Placing the focus on trying to exploit the vulnerabilities with real business impact, will give us a much more accurate understanding of risk across the entire attack surface.

This promising approach of a new generation of Pentesting and Red Teaming solutions, is where we can achieve both, proof of exploitability and full context to assign a severity scale — but as with all technological evolutions, it’s never just a tooling shift alone, this will also require a cultural shift.

As these tools mature and integrate with broader security ecosystems, the potential to transform security posture and backlog management becomes tangible but also requires that security practitioners demand proof, context and validation before accepting assigned severity and requiring remediation.

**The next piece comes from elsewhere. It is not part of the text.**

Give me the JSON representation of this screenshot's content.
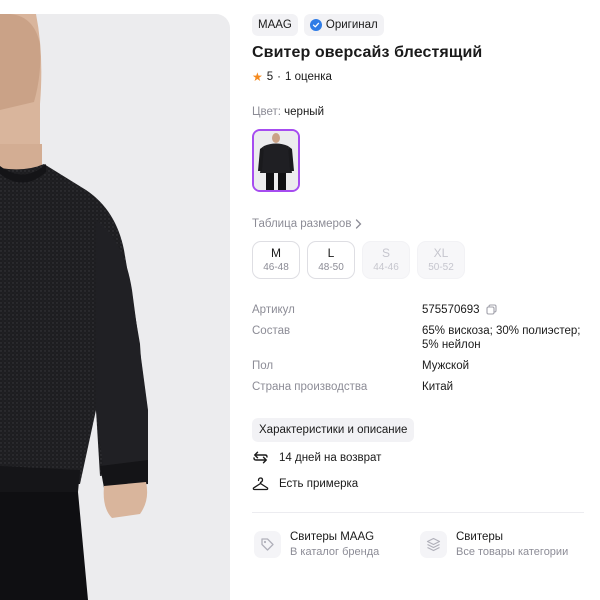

We’ve reached a dystopian point in our security practice with staggering numbers of unmanageable vulnerabilities that are constantly growing with no clear standardized system for how to prioritize and remediate them. The holy grail isn’t a flood of remediations, it’s clarity amidst this chaos.

Let’s unlock a future with a smarter approach to security management.

It’s time to challenge the norms.

Let’s assign severity where it belongs, not based on arbitrary scales but on a foundation of proof and context. Only then can we navigate the complexities of modern cybersecurity with confidence and precision.

Originally posted on Security Boulevard, March 6th, 2025.